Black-Box Adversarial Attacks on Text Embeddings
Overview
This project asks a simple security question: can an attacker manipulate retrieval systems by generating text that scores highly in embedding space, even when the text is semantically meaningless and the model is only accessible as a black box?
The experiment uses evolutionary algorithms to search directly over ASCII strings and maximize cosine similarity against target queries.
Method
The search treats the embedding model as a scoring function.

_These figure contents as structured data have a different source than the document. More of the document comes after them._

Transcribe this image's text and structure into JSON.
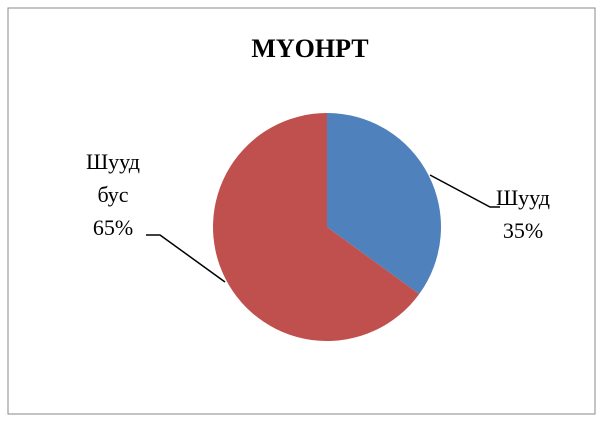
{
  "chart_data": {
    "type": "pie",
    "title": "МҮОНРТ",
    "categories": [
      "Шууд",
      "Шууд бус"
    ],
    "values": [
      35,
      65
    ],
    "value_labels": [
      "35%",
      "65%"
    ],
    "colors": [
      "#4f81bd",
      "#c0504d"
    ]
  }
}
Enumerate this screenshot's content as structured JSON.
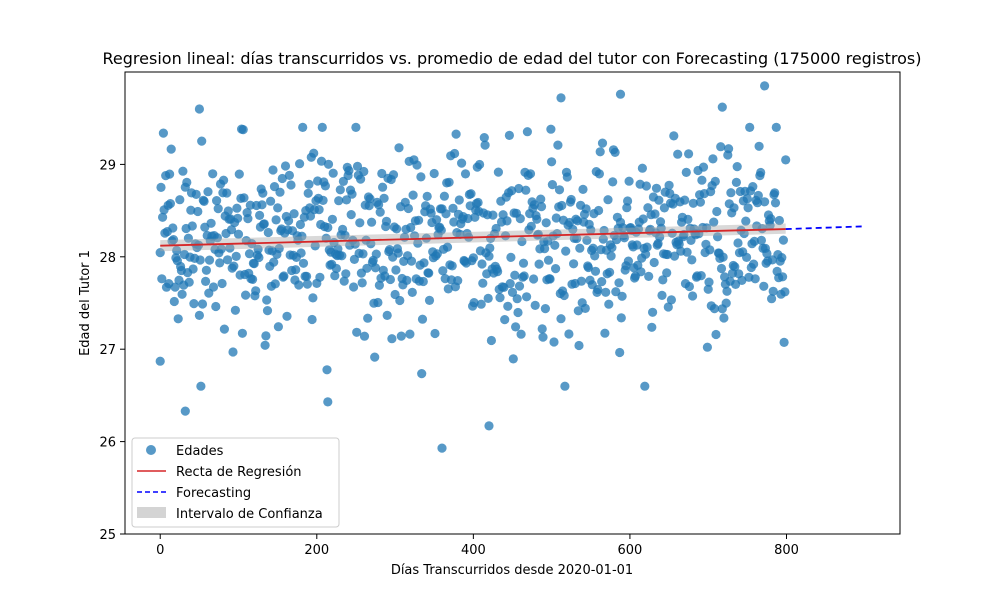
{
  "chart_data": {
    "type": "scatter",
    "title": "Regresion lineal: días transcurridos vs. promedio de edad del tutor con Forecasting (175000 registros)",
    "xlabel": "Días Transcurridos desde 2020-01-01",
    "ylabel": "Edad del Tutor 1",
    "xlim": [
      -45,
      945
    ],
    "ylim": [
      25,
      30
    ],
    "xticks": [
      0,
      200,
      400,
      600,
      800
    ],
    "yticks": [
      25,
      26,
      27,
      28,
      29
    ],
    "grid": false,
    "legend_position": "bottom-left",
    "legend": [
      "Edades",
      "Recta de Regresión",
      "Forecasting",
      "Intervalo de Confianza"
    ],
    "colors": {
      "points": "#1f77b4",
      "regression": "#d62728",
      "forecast": "#0000ff",
      "confidence": "#aaaaaa"
    },
    "scatter_summary": {
      "x_range": [
        0,
        799
      ],
      "mean_age": 28.2,
      "std_age": 0.5,
      "visible_outliers": [
        {
          "x": 0,
          "y": 26.87
        },
        {
          "x": 32,
          "y": 26.33
        },
        {
          "x": 50,
          "y": 29.6
        },
        {
          "x": 214,
          "y": 26.43
        },
        {
          "x": 360,
          "y": 25.93
        },
        {
          "x": 420,
          "y": 26.17
        },
        {
          "x": 512,
          "y": 29.72
        },
        {
          "x": 588,
          "y": 29.76
        },
        {
          "x": 718,
          "y": 29.62
        },
        {
          "x": 772,
          "y": 29.85
        }
      ]
    },
    "regression": {
      "x": [
        0,
        799
      ],
      "y": [
        28.12,
        28.3
      ]
    },
    "forecast": {
      "x": [
        799,
        900
      ],
      "y": [
        28.3,
        28.33
      ]
    },
    "confidence_interval": {
      "x": [
        0,
        799
      ],
      "lower": [
        28.06,
        28.25
      ],
      "upper": [
        28.18,
        28.36
      ]
    }
  }
}
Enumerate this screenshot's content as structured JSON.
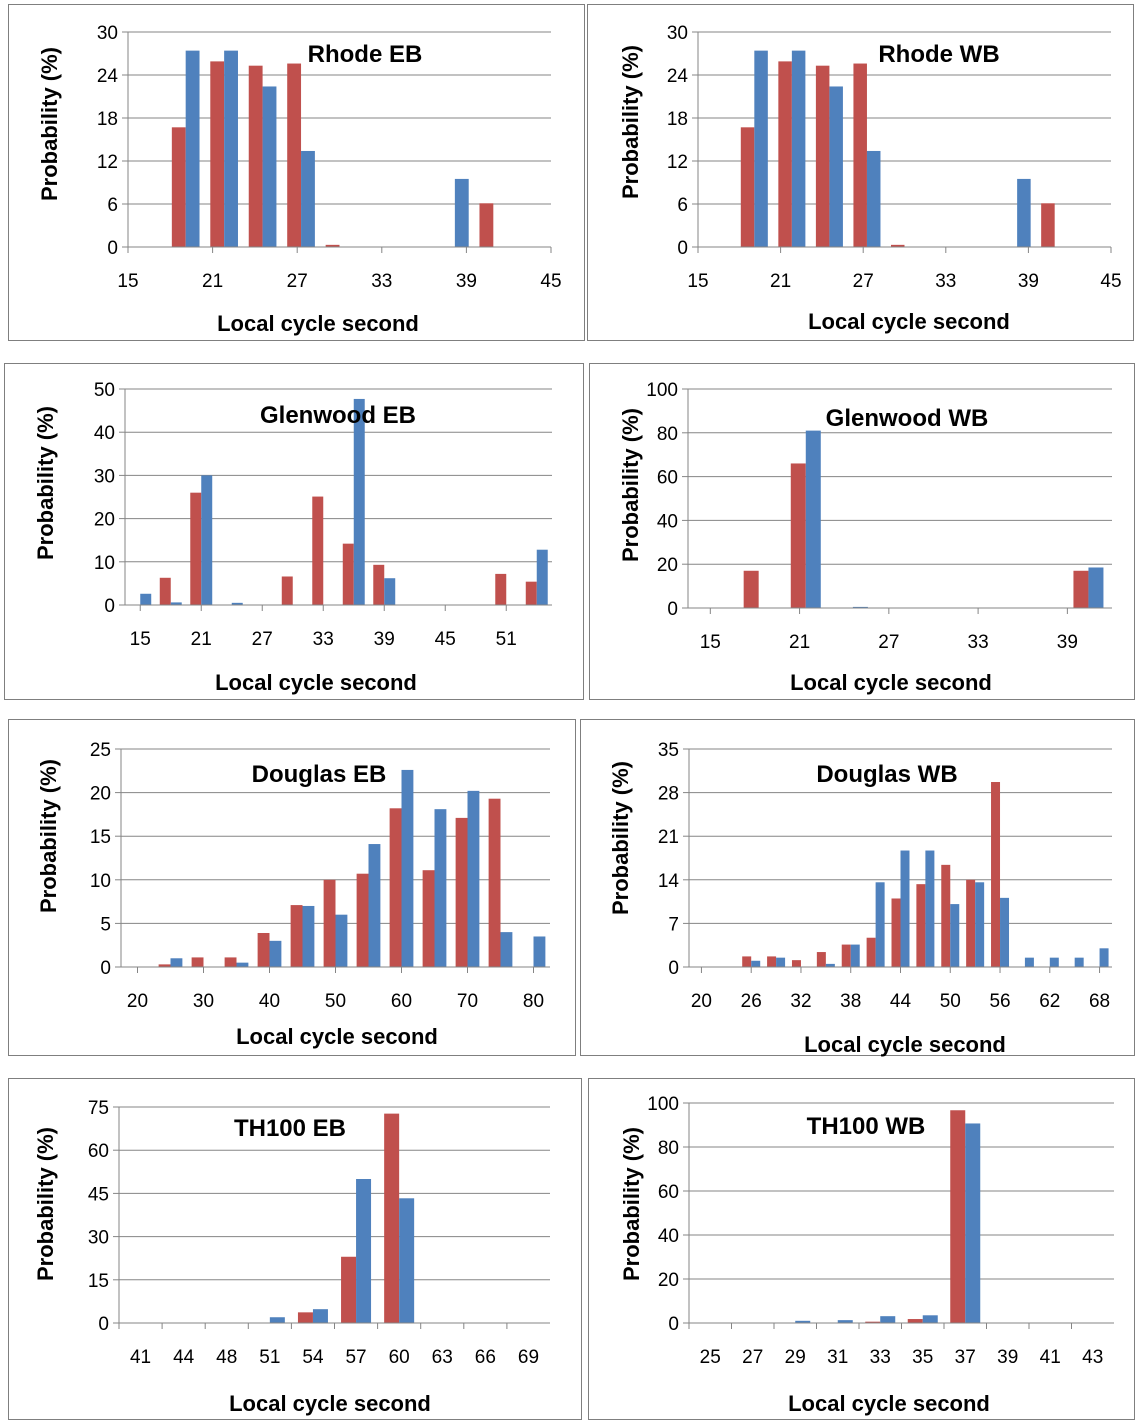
{
  "series_colors": {
    "series_1": "#c0504d",
    "series_2": "#4f81bd"
  },
  "chart_data": [
    {
      "type": "bar",
      "title": "Rhode EB",
      "xlabel": "Local cycle second",
      "ylabel": "Probability (%)",
      "ylim": [
        0,
        30
      ],
      "yticks": [
        0,
        6,
        12,
        18,
        24,
        30
      ],
      "x_tick_labels": [
        "15",
        "21",
        "27",
        "33",
        "39",
        "45"
      ],
      "categories": [
        "15",
        "18",
        "21",
        "24",
        "27",
        "30",
        "33",
        "36",
        "39",
        "42",
        "45"
      ],
      "series": [
        {
          "values": [
            0,
            16.7,
            25.9,
            25.3,
            25.6,
            0.3,
            0,
            0,
            0,
            6.1,
            0
          ]
        },
        {
          "values": [
            0,
            27.4,
            27.4,
            22.4,
            13.4,
            0,
            0,
            0,
            9.5,
            0,
            0
          ]
        }
      ],
      "grid": true
    },
    {
      "type": "bar",
      "title": "Rhode WB",
      "xlabel": "Local cycle second",
      "ylabel": "Probability (%)",
      "ylim": [
        0,
        30
      ],
      "yticks": [
        0,
        6,
        12,
        18,
        24,
        30
      ],
      "x_tick_labels": [
        "15",
        "21",
        "27",
        "33",
        "39",
        "45"
      ],
      "categories": [
        "15",
        "18",
        "21",
        "24",
        "27",
        "30",
        "33",
        "36",
        "39",
        "42",
        "45"
      ],
      "series": [
        {
          "values": [
            0,
            16.7,
            25.9,
            25.3,
            25.6,
            0.3,
            0,
            0,
            0,
            6.1,
            0
          ]
        },
        {
          "values": [
            0,
            27.4,
            27.4,
            22.4,
            13.4,
            0,
            0,
            0,
            9.5,
            0,
            0
          ]
        }
      ],
      "grid": true
    },
    {
      "type": "bar",
      "title": "Glenwood EB",
      "xlabel": "Local cycle second",
      "ylabel": "Probability (%)",
      "ylim": [
        0,
        50
      ],
      "yticks": [
        0,
        10,
        20,
        30,
        40,
        50
      ],
      "x_tick_labels": [
        "15",
        "21",
        "27",
        "33",
        "39",
        "45",
        "51"
      ],
      "categories": [
        "15",
        "18",
        "21",
        "24",
        "27",
        "30",
        "33",
        "36",
        "39",
        "42",
        "45",
        "48",
        "51",
        "54"
      ],
      "series": [
        {
          "values": [
            0,
            6.3,
            26,
            0,
            0,
            6.6,
            25.1,
            14.2,
            9.3,
            0,
            0,
            0,
            7.2,
            5.4
          ]
        },
        {
          "values": [
            2.6,
            0.6,
            30,
            0.5,
            0,
            0,
            0,
            47.7,
            6.2,
            0,
            0,
            0,
            0,
            12.8
          ]
        }
      ],
      "grid": true
    },
    {
      "type": "bar",
      "title": "Glenwood WB",
      "xlabel": "Local cycle second",
      "ylabel": "Probability (%)",
      "ylim": [
        0,
        100
      ],
      "yticks": [
        0,
        20,
        40,
        60,
        80,
        100
      ],
      "x_tick_labels": [
        "15",
        "21",
        "27",
        "33",
        "39"
      ],
      "categories": [
        "15",
        "18",
        "21",
        "24",
        "27",
        "30",
        "33",
        "36",
        "39"
      ],
      "series": [
        {
          "values": [
            0,
            17,
            66,
            0,
            0,
            0,
            0,
            0,
            17
          ]
        },
        {
          "values": [
            0,
            0,
            81,
            0.5,
            0,
            0,
            0,
            0,
            18.5
          ]
        }
      ],
      "grid": true
    },
    {
      "type": "bar",
      "title": "Douglas EB",
      "xlabel": "Local cycle second",
      "ylabel": "Probability (%)",
      "ylim": [
        0,
        25
      ],
      "yticks": [
        0,
        5,
        10,
        15,
        20,
        25
      ],
      "x_tick_labels": [
        "20",
        "30",
        "40",
        "50",
        "60",
        "70",
        "80"
      ],
      "categories": [
        "20",
        "25",
        "30",
        "35",
        "40",
        "45",
        "50",
        "55",
        "60",
        "65",
        "70",
        "75",
        "80"
      ],
      "series": [
        {
          "values": [
            0,
            0.3,
            1.1,
            1.1,
            3.9,
            7.1,
            10,
            10.7,
            18.2,
            11.1,
            17.1,
            19.3,
            0
          ]
        },
        {
          "values": [
            0,
            1,
            0,
            0.5,
            3,
            7,
            6,
            14.1,
            22.6,
            18.1,
            20.2,
            4,
            3.5
          ]
        }
      ],
      "grid": true
    },
    {
      "type": "bar",
      "title": "Douglas WB",
      "xlabel": "Local cycle second",
      "ylabel": "Probability (%)",
      "ylim": [
        0,
        35
      ],
      "yticks": [
        0,
        7,
        14,
        21,
        28,
        35
      ],
      "x_tick_labels": [
        "20",
        "26",
        "32",
        "38",
        "44",
        "50",
        "56",
        "62",
        "68"
      ],
      "categories": [
        "20",
        "23",
        "26",
        "29",
        "32",
        "35",
        "38",
        "41",
        "44",
        "47",
        "50",
        "53",
        "56",
        "59",
        "62",
        "65",
        "68"
      ],
      "series": [
        {
          "values": [
            0,
            0,
            1.7,
            1.7,
            1.1,
            2.4,
            3.6,
            4.7,
            11,
            13.3,
            16.4,
            14,
            29.7,
            0,
            0,
            0,
            0
          ]
        },
        {
          "values": [
            0,
            0,
            1,
            1.5,
            0,
            0.5,
            3.6,
            13.6,
            18.7,
            18.7,
            10.1,
            13.6,
            11.1,
            1.5,
            1.5,
            1.5,
            3
          ]
        }
      ],
      "grid": true
    },
    {
      "type": "bar",
      "title": "TH100 EB",
      "xlabel": "Local cycle second",
      "ylabel": "Probability (%)",
      "ylim": [
        0,
        75
      ],
      "yticks": [
        0,
        15,
        30,
        45,
        60,
        75
      ],
      "x_tick_labels": [
        "41",
        "44",
        "48",
        "51",
        "54",
        "57",
        "60",
        "63",
        "66",
        "69"
      ],
      "categories": [
        "41",
        "44",
        "48",
        "51",
        "54",
        "57",
        "60",
        "63",
        "66",
        "69"
      ],
      "series": [
        {
          "values": [
            0,
            0,
            0,
            0,
            3.7,
            23,
            72.7,
            0,
            0,
            0
          ]
        },
        {
          "values": [
            0,
            0,
            0,
            2,
            4.8,
            50,
            43.3,
            0,
            0,
            0
          ]
        }
      ],
      "grid": true
    },
    {
      "type": "bar",
      "title": "TH100 WB",
      "xlabel": "Local cycle second",
      "ylabel": "Probability (%)",
      "ylim": [
        0,
        100
      ],
      "yticks": [
        0,
        20,
        40,
        60,
        80,
        100
      ],
      "x_tick_labels": [
        "25",
        "27",
        "29",
        "31",
        "33",
        "35",
        "37",
        "39",
        "41",
        "43"
      ],
      "categories": [
        "25",
        "27",
        "29",
        "31",
        "33",
        "35",
        "37",
        "39",
        "41",
        "43"
      ],
      "series": [
        {
          "values": [
            0,
            0,
            0,
            0,
            0.6,
            1.8,
            96.7,
            0,
            0,
            0
          ]
        },
        {
          "values": [
            0,
            0,
            1,
            1.3,
            3.1,
            3.5,
            90.7,
            0,
            0,
            0
          ]
        }
      ],
      "grid": true
    }
  ]
}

No gradients are used.
- Generate candidate ASCII sequences.
- Embed each candidate and the target query.
- Score by cosine similarity.
- Use genetic algorithms and SNES-style evolutionary search to produce better candidates.
The surprising result is that evolved gibberish can score higher than semantically correct text on a top-ranked MTEB embedding model with 1.5B parameters.
Why It Matters
Retrieval-augmented generation systems assume that high embedding similarity is a useful proxy for relevance. This project tests the edge of that assumption. If adversarial documents can hijack retrieval without model access, then RAG systems need defenses at the retrieval layer, not only at the generation layer.
Current Direction
The next step is to make the threat model more precise: compare models, vary query types, test transfer between embedding systems, and evaluate whether simple filters can detect the evolved strings without breaking legitimate retrieval.